Let $w_1=1, w_2=x, w_3 =x^2$ then

$v_1 = w_1 = 1$

$v_2 = x- \frac{w_2 . v_1}{\| v_1 \|^2}v_1$

$= x - \int^1_0 x dx= x-\frac{x^2}{2} = x- \frac{1}{2}$

$v_3 = x^2- (x - \frac{1}{2})- \frac{w_3.v_2}{\| v_2 \|^2} v_2$

$\frac{w_3.v_2}{\| v_2 \|^2} v_2 = \frac{x^2.(x-\frac{1}{2})}{\sqrt{(x^2 + \frac{1}{4}} )^2}=\frac{\int_0^1 x^3-\frac{x^2}{2}}{x^2+\frac{1}{4}}(x-\frac{1}{2})$ $= \frac{\frac{1}{12}}{x^2+ \frac{1}{4}}(x-\frac{1}{2})=\frac{2x-1}{24x^2-6}$

So $v_3 = x^2-(x-\frac{1}{2})- \frac{2x-1}{24x^2-6}$

Then we normalize them

$q_1 = \frac{v_1}{\|v_1\|}= \frac{1}{\sqrt{1}}$

$q_2 = \frac{v_2}{\|v_2\|}= \frac{x-\frac{1}{2}}{\sqrt{x^2-\frac{1}{4}}}$

This can't possibly be correct since the norm of a vector, just as the inner product of two vectors, must be a number...So:

$\left|\left|x-\frac{1}{2}\right|\right|=\sqrt{\int^1_0\left(x-\frac{1}{2}\right)^2dx}$ $=\sqrt{\frac{1}{3}\left[\left(x-\frac{1}{2}\right)^3\right]^1_0}=\sqrt{\frac{1}{3}\left(\frac{1}{8}-\left(-\frac{1}{8}\right)\right)}=\sqrt{\frac{1}{12}}$ $=\frac{1}{2\sqrt{3}}$ .

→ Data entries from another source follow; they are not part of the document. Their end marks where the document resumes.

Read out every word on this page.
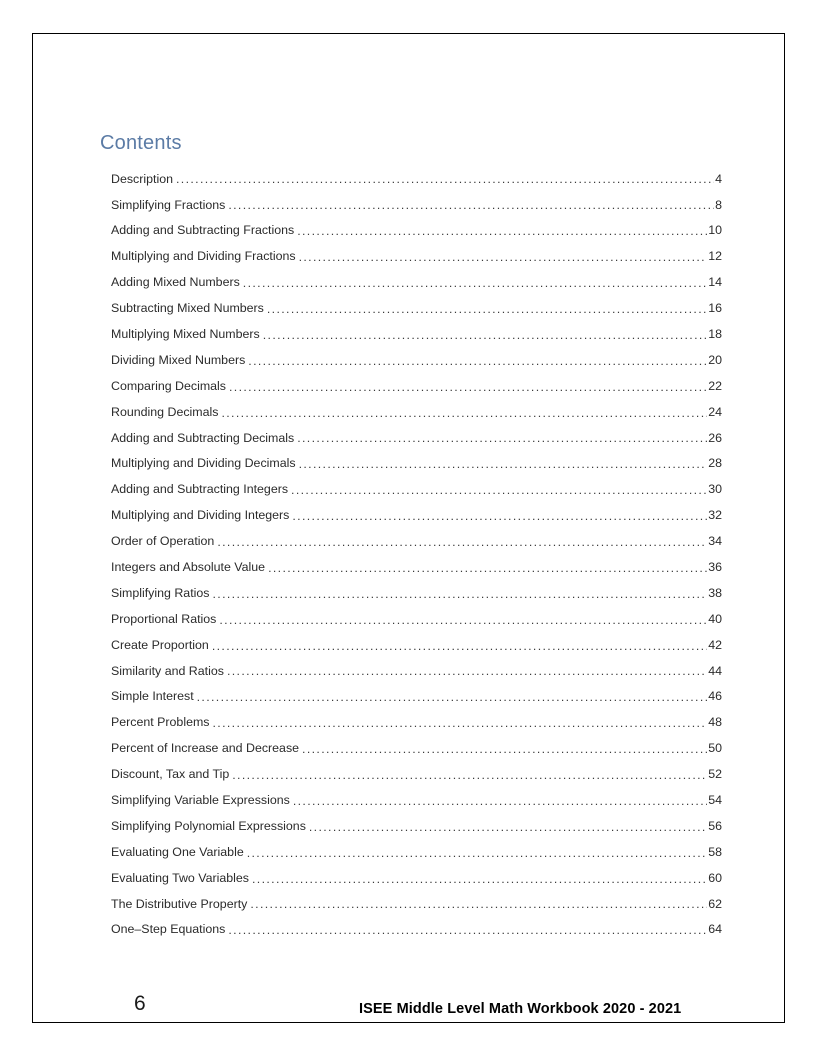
Contents
Description .....	4
Simplifying Fractions .....	8
Adding and Subtracting Fractions .....	10
Multiplying and Dividing Fractions .....	12
Adding Mixed Numbers .....	14
Subtracting Mixed Numbers .....	16
Multiplying Mixed Numbers .....	18
Dividing Mixed Numbers .....	20
Comparing Decimals .....	22
Rounding Decimals .....	24
Adding and Subtracting Decimals .....	26
Multiplying and Dividing Decimals .....	28
Adding and Subtracting Integers .....	30
Multiplying and Dividing Integers .....	32
Order of Operation .....	34
Integers and Absolute Value .....	36
Simplifying Ratios .....	38
Proportional Ratios .....	40
Create Proportion .....	42
Similarity and Ratios .....	44
Simple Interest .....	46
Percent Problems .....	48
Percent of Increase and Decrease .....	50
Discount, Tax and Tip .....	52
Simplifying Variable Expressions .....	54
Simplifying Polynomial Expressions .....	56
Evaluating One Variable .....	58
Evaluating Two Variables .....	60
The Distributive Property .....	62
One–Step Equations .....	64
6	ISEE Middle Level Math Workbook 2020 - 2021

Now take it from here correcting the following.

Tonio

$q_3 = \frac{v_3}{\|v_3\|}= \frac{x^2-(x-\frac{1}{2})- \frac{2x-1}{24x^2-6}}{\sqrt{(x^2-(x-\frac{1}{2})- \frac{2x-1}{24x^2-6})^2}}$

So, is this correct then? I'm not sure if I know how to check the conditions you mentioned that they are pair-wise orthogonal & of lenght 1...
.

7. Before I continue, I see that for finding the norm you have used the definition that $\| v \| = \sqrt{\left\langle v,v \right\rangle} = \sqrt{\int_0^1 v^2}$.

So does this mean that my $V_1$ and $v_2$ are incorrect?? ...Because I didn't use this definition to find the norms in $\frac{w_2 . v_1}{\| v_1 \|^2}v_1$ and $\frac{w_3.v_2}{\| v_2 \|^2} v_2$!